If you choose to host dinner at your place, there are a number of questions you need to be asking yourself right now:
- How many people will be present? Will your guest list be a source of drama? Will your limited seating space force you to make some tough calls on who can and can’t be invited?
- Do you have enough table space and chairs? It’s fine if you don’t have spare folding tables and chairs of your own—that can always be rented or borrowed—but you’ll need to make sure you have the physical square footage to set them all up.
- Do you need tablecloths? This is a small touch that can make the difference between an informal and formal gathering. They’ll make your guests feel welcomed in your home.
- Do you have enough dishes? You don’t have to break out the fine china, but even if you go with disposable plates, make sure you have serving pieces like platters and bowls.
- Do you have enough flatware? This includes serving spoons for side dishes and serving forks for the meat.
- Do you have enough glassware? Water glasses, wine glasses, and maybe even beer glasses. Take inventory.
- Do you have enough oven space? Roasting a turkey isn’t something every oven is necessarily equipped for.

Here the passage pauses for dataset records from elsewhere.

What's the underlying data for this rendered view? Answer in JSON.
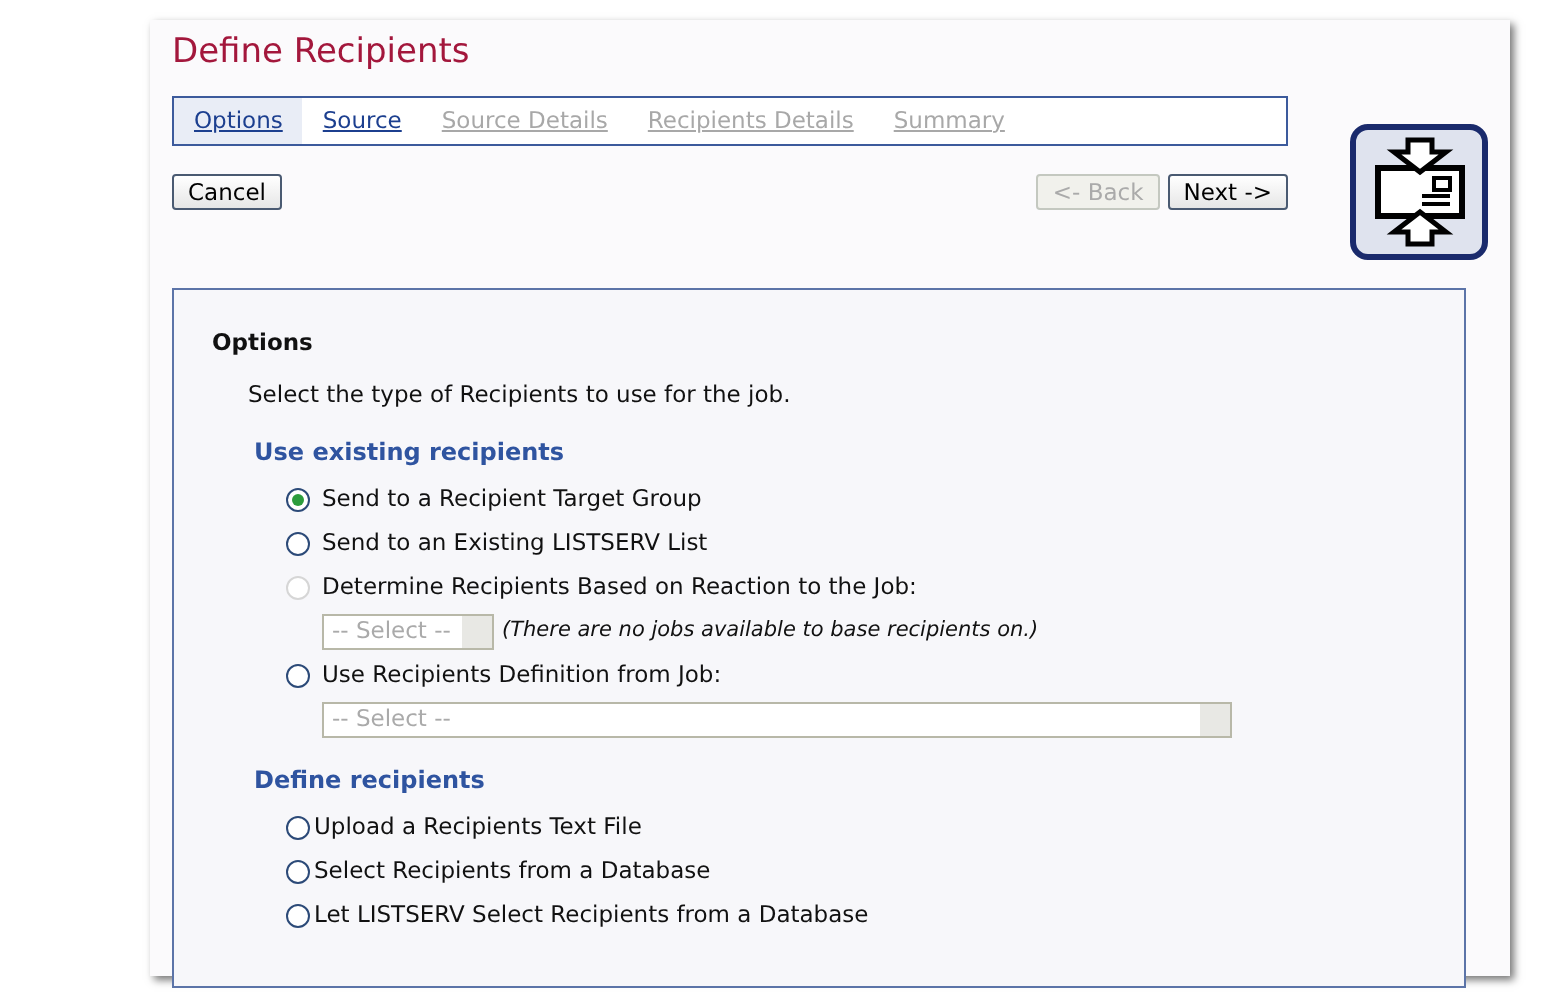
{
  "title": "Define Recipients",
  "tabs": [
    {
      "label": "Options",
      "selected": true,
      "disabled": false
    },
    {
      "label": "Source",
      "selected": false,
      "disabled": false
    },
    {
      "label": "Source Details",
      "selected": false,
      "disabled": true
    },
    {
      "label": "Recipients Details",
      "selected": false,
      "disabled": true
    },
    {
      "label": "Summary",
      "selected": false,
      "disabled": true
    }
  ],
  "buttons": {
    "cancel": {
      "label": "Cancel",
      "disabled": false
    },
    "back": {
      "label": "<- Back",
      "disabled": true
    },
    "next": {
      "label": "Next ->",
      "disabled": false
    }
  },
  "panel": {
    "heading": "Options",
    "intro": "Select the type of Recipients to use for the job.",
    "groups": [
      {
        "heading": "Use existing recipients",
        "options": [
          {
            "label": "Send to a Recipient Target Group",
            "selected": true,
            "disabled": false
          },
          {
            "label": "Send to an Existing LISTSERV List",
            "selected": false,
            "disabled": false
          },
          {
            "label": "Determine Recipients Based on Reaction to the Job:",
            "selected": false,
            "disabled": true,
            "select": {
              "value": "-- Select --",
              "disabled": true,
              "wide": false
            },
            "note": "(There are no jobs available to base recipients on.)"
          },
          {
            "label": "Use Recipients Definition from Job:",
            "selected": false,
            "disabled": false,
            "select": {
              "value": "-- Select --",
              "disabled": true,
              "wide": true
            }
          }
        ]
      },
      {
        "heading": "Define recipients",
        "options": [
          {
            "label": "Upload a Recipients Text File",
            "selected": false,
            "disabled": false
          },
          {
            "label": "Select Recipients from a Database",
            "selected": false,
            "disabled": false
          },
          {
            "label": "Let LISTSERV Select Recipients from a Database",
            "selected": false,
            "disabled": false
          }
        ]
      }
    ]
  }
}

From the former doyenne of dinner parties, a bit of advice: Buy two 10-pound birds instead of one 20-pounder!
- Are there any dietary restrictions among guests? Don’t be afraid to ask as you’re sending out invites so you’re prepared.
- Dessert? Coffee? Tea? Don’t forget to plan for the meal after the meal.

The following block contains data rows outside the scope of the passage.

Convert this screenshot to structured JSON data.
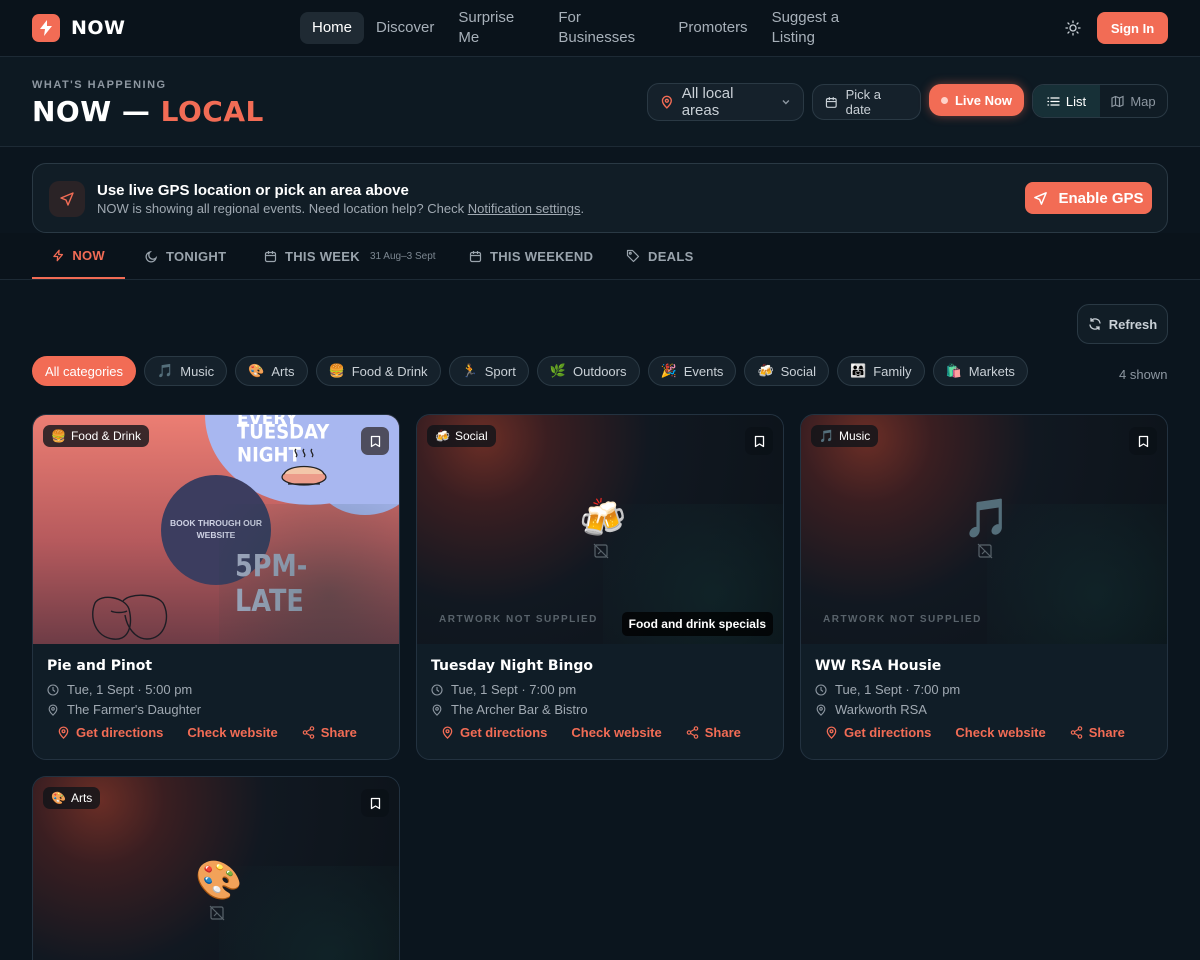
{
  "brand": {
    "name": "NOW"
  },
  "nav": {
    "items": [
      {
        "label": "Home"
      },
      {
        "label": "Discover"
      },
      {
        "label": "Surprise Me"
      },
      {
        "label": "For Businesses"
      },
      {
        "label": "Promoters"
      },
      {
        "label": "Suggest a Listing"
      }
    ],
    "signin": "Sign In"
  },
  "header": {
    "eyebrow": "WHAT'S HAPPENING",
    "title_main": "NOW —",
    "title_accent": "LOCAL",
    "area": "All local areas",
    "date": "Pick a date",
    "live": "Live Now",
    "view_list": "List",
    "view_map": "Map"
  },
  "gps": {
    "title": "Use live GPS location or pick an area above",
    "text": "NOW is showing all regional events. Need location help? Check",
    "link": "Notification settings",
    "tail": ".",
    "button": "Enable GPS"
  },
  "tabs": [
    {
      "label": "NOW"
    },
    {
      "label": "TONIGHT"
    },
    {
      "label": "THIS WEEK",
      "sub": "31 Aug–3 Sept"
    },
    {
      "label": "THIS WEEKEND"
    },
    {
      "label": "DEALS"
    }
  ],
  "toolbar": {
    "refresh": "Refresh",
    "shown": "4 shown"
  },
  "categories": [
    {
      "label": "All categories",
      "icon": ""
    },
    {
      "label": "Music",
      "icon": "🎵"
    },
    {
      "label": "Arts",
      "icon": "🎨"
    },
    {
      "label": "Food & Drink",
      "icon": "🍔"
    },
    {
      "label": "Sport",
      "icon": "🏃"
    },
    {
      "label": "Outdoors",
      "icon": "🌿"
    },
    {
      "label": "Events",
      "icon": "🎉"
    },
    {
      "label": "Social",
      "icon": "🍻"
    },
    {
      "label": "Family",
      "icon": "👨‍👩‍👧"
    },
    {
      "label": "Markets",
      "icon": "🛍️"
    }
  ],
  "colors": {
    "accent": "#f26c55",
    "background": "#0b151e"
  },
  "cards": [
    {
      "badge_icon": "🍔",
      "badge": "Food & Drink",
      "title": "Pie and Pinot",
      "time": "Tue, 1 Sept · 5:00 pm",
      "venue": "The Farmer's Daughter",
      "flyer": {
        "line1": "EVERY",
        "line2": "TUESDAY NIGHT",
        "circle": "BOOK THROUGH OUR WEBSITE",
        "time": "5PM- LATE"
      }
    },
    {
      "badge_icon": "🍻",
      "badge": "Social",
      "title": "Tuesday Night Bingo",
      "time": "Tue, 1 Sept · 7:00 pm",
      "venue": "The Archer Bar & Bistro",
      "emoji": "🍻",
      "note": "ARTWORK NOT SUPPLIED",
      "tag": "Food and drink specials"
    },
    {
      "badge_icon": "🎵",
      "badge": "Music",
      "title": "WW RSA Housie",
      "time": "Tue, 1 Sept · 7:00 pm",
      "venue": "Warkworth RSA",
      "emoji": "🎵",
      "note": "ARTWORK NOT SUPPLIED"
    },
    {
      "badge_icon": "🎨",
      "badge": "Arts",
      "emoji": "🎨"
    }
  ],
  "actions": {
    "directions": "Get directions",
    "website": "Check website",
    "share": "Share"
  }
}
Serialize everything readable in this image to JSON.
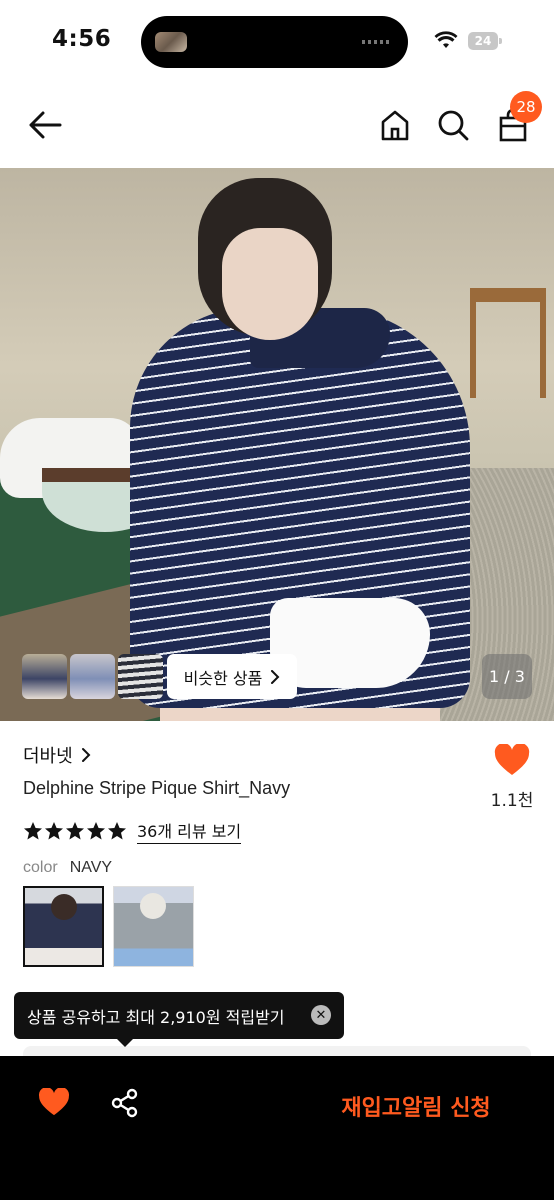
{
  "status_bar": {
    "time": "4:56",
    "battery_level": "24"
  },
  "nav": {
    "cart_count": "28"
  },
  "gallery": {
    "similar_label": "비슷한 상품",
    "page_indicator": "1 / 3"
  },
  "product": {
    "brand": "더바넷",
    "name": "Delphine Stripe Pique Shirt_Navy",
    "like_count": "1.1천",
    "rating_stars": 5,
    "review_link": "36개 리뷰 보기",
    "color_label": "color",
    "color_value": "NAVY"
  },
  "tooltip": {
    "text": "상품 공유하고 최대 2,910원 적립받기"
  },
  "bottom_bar": {
    "restock_label": "재입고알림 신청"
  },
  "colors": {
    "accent": "#ff5a1f",
    "bar_bg": "#000000"
  }
}
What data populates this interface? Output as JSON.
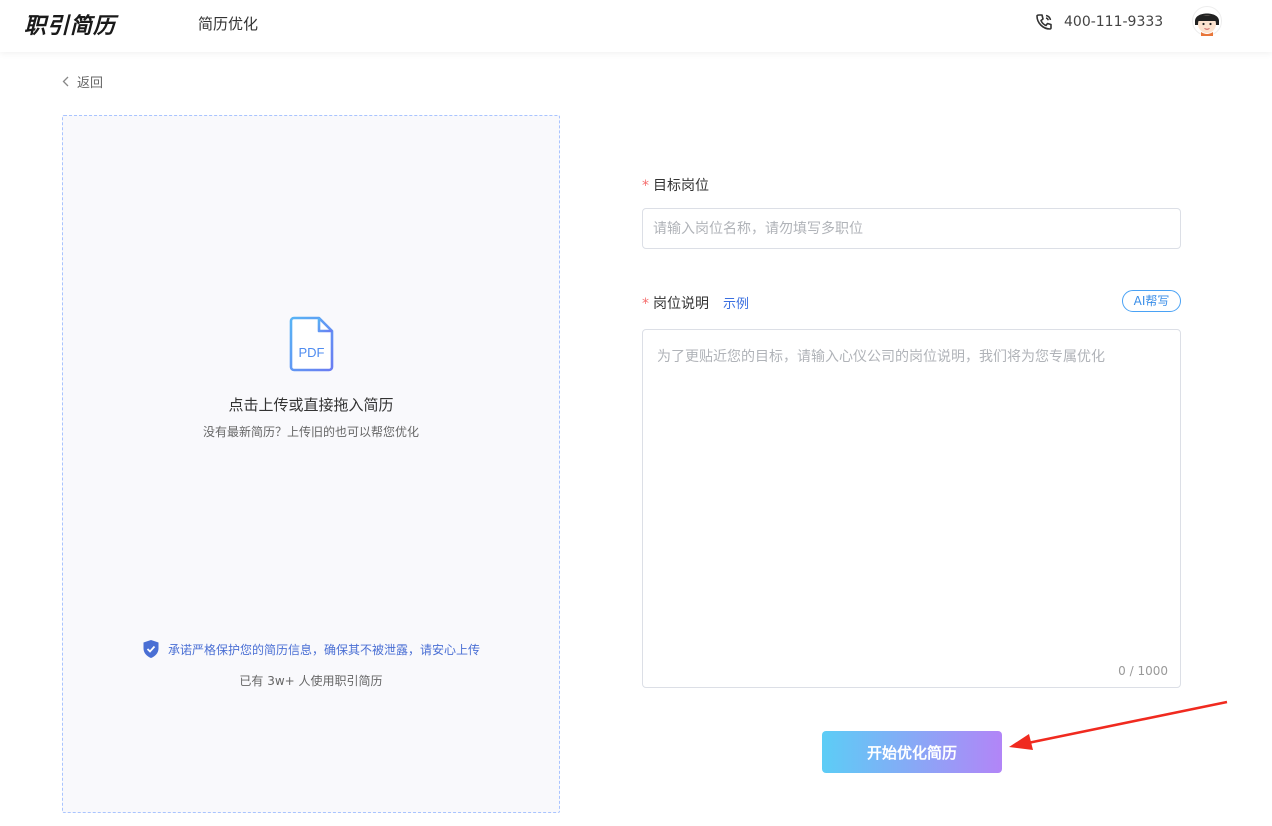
{
  "header": {
    "logo": "职引简历",
    "nav_item": "简历优化",
    "phone": "400-111-9333",
    "icons": {
      "phone": "phone-icon",
      "avatar": "avatar"
    }
  },
  "back": {
    "label": "返回"
  },
  "upload": {
    "icon_text": "PDF",
    "title": "点击上传或直接拖入简历",
    "subtitle": "没有最新简历？上传旧的也可以帮您优化",
    "privacy": "承诺严格保护您的简历信息，确保其不被泄露，请安心上传",
    "users": "已有 3w+ 人使用职引简历"
  },
  "form": {
    "required_mark": "*",
    "target_label": "目标岗位",
    "target_placeholder": "请输入岗位名称，请勿填写多职位",
    "desc_label": "岗位说明",
    "example_link": "示例",
    "ai_button": "AI帮写",
    "desc_placeholder": "为了更贴近您的目标，请输入心仪公司的岗位说明，我们将为您专属优化",
    "counter": "0 / 1000",
    "submit": "开始优化简历"
  },
  "colors": {
    "accent": "#3a6fe0",
    "required": "#f56c6c",
    "button_gradient_start": "#5ccdf6",
    "button_gradient_end": "#b285f7",
    "annotation_arrow": "#f02a1f"
  }
}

Now, let’s go out. It’s simpler than just booking a reservation at the first place you find that’s available. Here are some pointers:
- Scour the online food recommendation sites to see which places are serving a special Thanksgiving meal, versus which places are open but serving their normal fare. Would I choose my favorite steak house? No.
- Look at the menus, prices, and hours of service to help determine whether it’s a good fit for everyone who will be present.
- Will you be ordering from a set holiday menu, a la carte, or family-style? Each will offer quite a different experience. Family-style is my preference, since a bowl of mashed potatoes stays hotter than a small pile served up on your plate.
- Does the restaurant offer gluten-free/vegetarian/vegan options for those who might need them?
- Is the restaurant BYOB, and if so, is there a corkage fee? Even with the fee, this option will save you some money if you have some preferred bottles of wine at home.
There is, of course, a third option to consider: Many superb caterers offer holiday menus that are available for pickup or delivery. This food is more likely to appeal to the traditional tastes of your guests than what you can order at a restaurant, and all you have to do is unwrap and heat the dishes in the microwave or oven.
Order early, because everyone is busy this time of year, and be prepared to spend. It will be really expensive, no matter which caterer you choose—not only because poultry prices are high in general, but because they are particularly high in 2022 due to the avian flu that wiped out entire flocks earlier this year.
Dining at a restaurant has the advantage of a definite end time: The meal is over, the bill is paid, and everyone leaves. At home, it’s not that way. Sure, some folks will leave once they’re done eating, but others will head to the TV and you can’t get rid of them! Hopefully you enjoy them enough that this doesn’t present a problem.
Now, as a holiday gift, here’s what I can reassure you about:
- You don’t need to set out a lot of appetizers! There’s no need for a fancy charcuterie/cheese board. People will inevitably fill up on snacks, and then you have wasted money on the main meal.
- Use disposables that are biodegradable/compostable. There are lovely holiday designs, and it will make clean up so much easier. That goes for service pieces as well as water and wine glasses too.
- When invitees ask what they can bring, tell them all the same thing: wine or dessert. ALWAYS. It’s a simple and fun assignment. After dinner, you simply clear the table and set out all the desserts, and it’s help-yourself time. Always a crowdpleaser. And you’ll never have to hear the phrase “Just a sliver for me, please!” ever again.
Want to know what I’m doing for Thanksgiving? A delivery order of comforting old-fashioned Chinese food eaten right out of the carton. With a fork.